Macro-prudential oversight of the financial system and establishing a European Systemic Risk Board (ESRB)
Opinion of the European Central Bank (ECB) on the review of the mission and organisation of the European Systemic Risk Board (ESRB).
On 8 August 2014, the European Commission adopted a report on the mission and organisation of the European Systemic Risk Board (ESRB) as required under Regulation (EU) No 1092/2010 and Regulation (EU) No 1096/2010 (please refer to the summary dated from the same day in the documentation gateway). The European Central Bank (ECB) delivered an opinion on this report.
At present, the ECB considered that no far-reaching changes are needed to the ESRB legal framework and that the ESRB has, on balance, functioned well. However, some technical adjustments to the ESRB's operational framework would improve its efficiency. These should be considered by the European Parliament, the Council and the Commission, when assessing the need for concrete legislative proposals.
The ECB made the following specific observations:
(1) ECB support provided to the ESRB - Link between ESRB macro-prudential oversight in the European Union and the ECB's mandate for monetary policy, financial stability and banking supervision.
- The ESRB was established in 2010 to conduct macro-prudential oversight in the Union. The activities the ECB carries out to support the ESRB neither affect the ECB's institutional, functional and financial independence nor the ESCB's performance of its tasks under the Treaty and the Statute of the European System of Central Banks and of the European Central Bank.
- As concerns the proposal advanced by several stakeholders in the Commission consultation process to enhance the ESRB's autonomy, the ECB considered that an appropriate balance should be sought as an unwarranted degree of autonomy would be incompatible with the continued reliance of the ESRB on the ECB's reputation and expertise.
(2) The Chair of the ESRB's General Board.
- The ECB supported the Commission's proposal to keep the President of the ECB as the Chair of the ESRB's General Board. The role of the President of the ECB as the Chair of the ESRB's General Board should therefore not be changed. Importantly, the President of the ECB would need to be re-appointed as Chair of the ESRB's General Board by the end of 2015, since Regulation (EU) No 1092/2010 provides an explicit limitation on the term of office. Consequently, a legislative proposal specifying the modalities for the designation of the Chair would need to be prepared and adopted in the first half of 2015.
(3) ESRB organisation.
- Review of the composition of the ESRB's General Board: the ECB considered that there would be only very limited possibilities to reduce membership. In fact the ECB stated that all macro-prudential decision-makers should participate in the General Board. In addition, it would be beneficial that the Single Supervisory Mechanism (SSM) is represented on the General Board with non-voting rights, i.e. in the same way that national supervisors are currently represented.
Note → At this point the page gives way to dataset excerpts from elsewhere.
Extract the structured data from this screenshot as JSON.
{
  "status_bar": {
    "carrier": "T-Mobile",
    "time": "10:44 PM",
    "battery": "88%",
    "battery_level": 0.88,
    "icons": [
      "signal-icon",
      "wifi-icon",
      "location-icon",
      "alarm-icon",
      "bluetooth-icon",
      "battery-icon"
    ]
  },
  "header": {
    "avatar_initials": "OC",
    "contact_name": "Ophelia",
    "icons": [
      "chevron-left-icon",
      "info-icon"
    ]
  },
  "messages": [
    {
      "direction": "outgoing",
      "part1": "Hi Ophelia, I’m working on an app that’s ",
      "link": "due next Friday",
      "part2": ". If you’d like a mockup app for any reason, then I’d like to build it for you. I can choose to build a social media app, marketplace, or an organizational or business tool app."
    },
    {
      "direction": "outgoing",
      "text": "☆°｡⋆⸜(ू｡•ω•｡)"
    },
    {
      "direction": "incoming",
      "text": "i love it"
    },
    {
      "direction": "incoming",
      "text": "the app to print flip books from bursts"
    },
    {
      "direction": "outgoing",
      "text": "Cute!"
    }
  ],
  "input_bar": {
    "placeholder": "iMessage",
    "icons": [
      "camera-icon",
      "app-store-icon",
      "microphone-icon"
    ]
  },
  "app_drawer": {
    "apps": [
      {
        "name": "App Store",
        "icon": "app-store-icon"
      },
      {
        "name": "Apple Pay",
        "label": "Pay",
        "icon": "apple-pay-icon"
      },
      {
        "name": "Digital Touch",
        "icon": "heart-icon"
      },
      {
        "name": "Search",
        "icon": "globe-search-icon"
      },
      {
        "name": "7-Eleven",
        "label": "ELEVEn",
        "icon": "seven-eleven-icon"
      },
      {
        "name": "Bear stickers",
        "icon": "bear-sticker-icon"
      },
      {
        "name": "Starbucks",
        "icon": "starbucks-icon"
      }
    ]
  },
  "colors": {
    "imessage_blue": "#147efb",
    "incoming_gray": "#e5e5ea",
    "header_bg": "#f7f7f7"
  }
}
- Review of the composition and tasks of the Steering Committee: the ECB agreed with the Commission's proposal to strengthen the Steering Committee's role. For example, the Steering Committee could be used as a platform for the exchange of information on planned macro-prudential measures before they are officially notified to the ESRB. Furthermore, the Steering Committee could take a more proactive, forward-looking approach in setting the priorities for the General Board agenda and in identifying key policy issues in the form of a work programme. The strengthened role of the Steering Committee should not in any way compromise the role of the General Board as the ESRB's sole decision-making body. Finally, the ECB considers it beneficial that the SSM is represented on the Steering Committee.
- The role of a Managing Director: the ECB suggested that appointment of an ESRB Managing Director should be balanced by permanently assigning the ex officio chairmanship of the General Board to the President of the ECB. The ECB furthermore suggested that the scope of the Managing Director's role should be further clarified.
(4) SRB toolbox.
- The ECB supports an approach which should enable the ESRB to highlight some risks at an earlier stage without necessarily having to issue a formal warning. However, the ECB considered that there is no need to establish a formal role for the ESRB in the Union legislative procedure beyond what is already provided for in Regulation (EU) No 1092/2010.
(5) ESRB access to data: the ECB called for:
- improvements to be made to the procedures related to the exchange of data;
- streamlining the data access procedures in cases where data are already available in European or national authorities and only the content, format and access rights of such data need to be specified;
- the review of Article 15 of Regulation (EU) No 1092/2010 to make procedures for the provision of individual firm-level data more attuned to the needs of the ESRB and less restrictive, by distinguishing data that is sensitive (e.g. on interconnectedness) and ensuring the appropriate protection of confidentiality.
- The ECB would encourage the ESAs to give appropriate weight to the needs of the ESRB when considering new or amended supervisory reporting requirements, so as to better reflect macro-prudential analytical needs.
(6) Interaction between the ESRB and the SSM.
- Regulation (EU) No 1092/2010 should explicitly provide for SSM representation on the ESRB's General Board. The ECB considered it useful to provide the SSM representation on the Steering Committee as well as on the Advisory Technical Committee (ATC).